Admission Possible, in St. Paul, started in 2000 to support low-income high-school juniors and seniors pursuing college. It opened a Milwaukee pilot program last fall, its first expansion.
The group's founder, Jim McCorkell, says Milwaukee's affiliate has already met student recruiting and fund-raising benchmarks set by Admission Possible's headquarters (the latter with the help of local corporate and foundation grants). "We can't see a reason why we couldn't be replicating at least a site a year," he says.
The program uses volunteers from AmeriCorps, the federal nationalservice program, to help students prepare for college admission tests, put together their applications, seek financial aid, develop leadership skills, and more. Participants in the Twin Cities have increased their ACT scores by 20 percent on average, according to the organization. In the class of 2008, 95 percent of 566 seniors enrolled in college. Since the program's start, 80 percent of participants are still working toward their degree or have graduated.
AmeriCorps provides about 25 percent of the organization's budget. And AmeriCorps just got a big boost under the recently passed Serve America Act, which, Mr. McCorkell says, could help spur Admission Possible's growth.
The organization's ambitions for expansion also got a lift in June, when President Obama singled out the group in a speech spotlighting social entrepreneurship.
"Admission Possible operates in just two states now," Mr.
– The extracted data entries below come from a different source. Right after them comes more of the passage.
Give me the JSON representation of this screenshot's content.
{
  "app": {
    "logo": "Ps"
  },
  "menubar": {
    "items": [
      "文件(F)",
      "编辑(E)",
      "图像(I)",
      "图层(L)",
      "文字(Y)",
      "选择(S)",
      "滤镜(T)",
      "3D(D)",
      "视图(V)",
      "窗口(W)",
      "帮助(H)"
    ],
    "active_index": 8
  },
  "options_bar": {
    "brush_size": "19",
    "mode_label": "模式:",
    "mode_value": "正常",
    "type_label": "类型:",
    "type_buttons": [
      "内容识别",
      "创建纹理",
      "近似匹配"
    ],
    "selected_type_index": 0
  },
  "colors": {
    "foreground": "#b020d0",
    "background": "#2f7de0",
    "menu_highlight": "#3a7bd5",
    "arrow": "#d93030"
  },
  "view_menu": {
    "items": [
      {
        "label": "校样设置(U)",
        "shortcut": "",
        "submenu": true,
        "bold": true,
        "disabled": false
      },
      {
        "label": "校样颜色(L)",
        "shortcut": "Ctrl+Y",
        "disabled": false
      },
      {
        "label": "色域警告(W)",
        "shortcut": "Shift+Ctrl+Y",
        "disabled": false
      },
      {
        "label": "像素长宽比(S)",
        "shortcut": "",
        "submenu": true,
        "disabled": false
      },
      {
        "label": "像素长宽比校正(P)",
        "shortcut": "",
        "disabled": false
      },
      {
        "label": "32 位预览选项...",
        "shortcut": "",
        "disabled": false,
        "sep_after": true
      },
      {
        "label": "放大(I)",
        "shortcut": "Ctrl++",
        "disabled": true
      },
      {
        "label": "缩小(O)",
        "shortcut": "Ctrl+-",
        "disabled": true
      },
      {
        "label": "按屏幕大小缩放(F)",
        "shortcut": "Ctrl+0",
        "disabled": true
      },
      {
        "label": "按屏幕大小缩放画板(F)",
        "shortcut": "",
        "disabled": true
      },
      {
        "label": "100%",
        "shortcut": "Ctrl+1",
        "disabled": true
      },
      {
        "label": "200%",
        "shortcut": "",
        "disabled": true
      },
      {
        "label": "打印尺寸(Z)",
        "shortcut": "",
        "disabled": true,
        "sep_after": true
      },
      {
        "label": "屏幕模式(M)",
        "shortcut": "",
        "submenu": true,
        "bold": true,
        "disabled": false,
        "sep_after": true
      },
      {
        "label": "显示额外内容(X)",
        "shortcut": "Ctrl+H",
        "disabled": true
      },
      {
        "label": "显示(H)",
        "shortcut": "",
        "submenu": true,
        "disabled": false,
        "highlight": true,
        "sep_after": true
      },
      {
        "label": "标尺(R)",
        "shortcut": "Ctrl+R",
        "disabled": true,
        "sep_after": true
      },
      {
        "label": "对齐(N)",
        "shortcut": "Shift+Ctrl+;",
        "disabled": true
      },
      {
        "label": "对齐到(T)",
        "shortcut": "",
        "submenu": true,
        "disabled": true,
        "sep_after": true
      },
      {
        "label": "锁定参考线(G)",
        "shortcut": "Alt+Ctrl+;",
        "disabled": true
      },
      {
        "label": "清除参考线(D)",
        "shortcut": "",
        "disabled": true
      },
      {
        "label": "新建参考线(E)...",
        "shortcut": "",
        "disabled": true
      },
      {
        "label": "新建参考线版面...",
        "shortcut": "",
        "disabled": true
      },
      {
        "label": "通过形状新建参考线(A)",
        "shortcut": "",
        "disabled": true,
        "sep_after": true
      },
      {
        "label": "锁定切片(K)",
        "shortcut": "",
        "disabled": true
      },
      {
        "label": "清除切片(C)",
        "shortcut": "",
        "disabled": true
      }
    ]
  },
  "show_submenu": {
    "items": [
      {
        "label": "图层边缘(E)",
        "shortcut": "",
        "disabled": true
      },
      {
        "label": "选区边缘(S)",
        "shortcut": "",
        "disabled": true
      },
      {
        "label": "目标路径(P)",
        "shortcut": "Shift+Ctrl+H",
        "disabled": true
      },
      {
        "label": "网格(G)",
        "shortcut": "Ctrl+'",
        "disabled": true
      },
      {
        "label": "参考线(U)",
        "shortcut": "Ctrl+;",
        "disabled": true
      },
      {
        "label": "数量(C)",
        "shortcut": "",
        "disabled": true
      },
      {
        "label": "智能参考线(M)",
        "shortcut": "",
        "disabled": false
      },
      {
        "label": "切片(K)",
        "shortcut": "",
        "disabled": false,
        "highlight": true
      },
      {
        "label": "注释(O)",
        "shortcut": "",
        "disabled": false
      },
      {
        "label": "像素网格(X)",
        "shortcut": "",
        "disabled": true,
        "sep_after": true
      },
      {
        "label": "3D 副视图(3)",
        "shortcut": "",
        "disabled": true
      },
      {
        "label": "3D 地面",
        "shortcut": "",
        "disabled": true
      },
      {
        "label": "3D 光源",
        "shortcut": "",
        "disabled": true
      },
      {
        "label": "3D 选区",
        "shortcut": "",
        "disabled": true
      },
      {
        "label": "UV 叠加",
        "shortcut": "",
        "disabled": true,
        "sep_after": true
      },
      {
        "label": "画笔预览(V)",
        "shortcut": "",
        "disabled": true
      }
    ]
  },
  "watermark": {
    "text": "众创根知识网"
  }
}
Obama said. "So imagine if it were 10 or 20 or 50."
It costs about $250,000 to start a program to serve 60 students, or more than $4,100 for each student. Once the program expands and reaches full capacity, the per-student cost drops. Mr. McCorkell says that for an established program of 400 students, the cost is approximately $1,500 per student.
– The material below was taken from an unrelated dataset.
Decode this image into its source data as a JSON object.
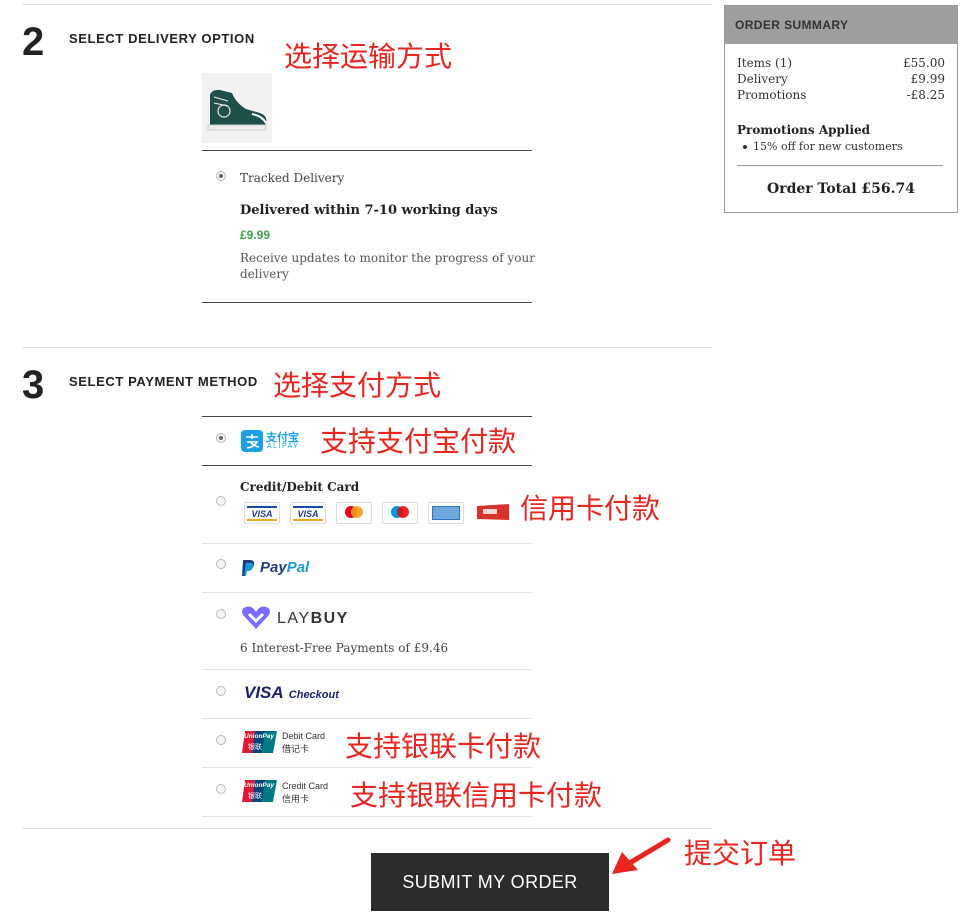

Admission Possible has begun to analyze other potential cities as future program sites but has no firm plans yet. It says it will wait one more year before pursuing further expansion, hoping to build momentum and create competition among organizers who want to bid to participate. Next year, it will have test results for the first class of Milwaukee seniors, and staff members believe it will show the model can be duplicated.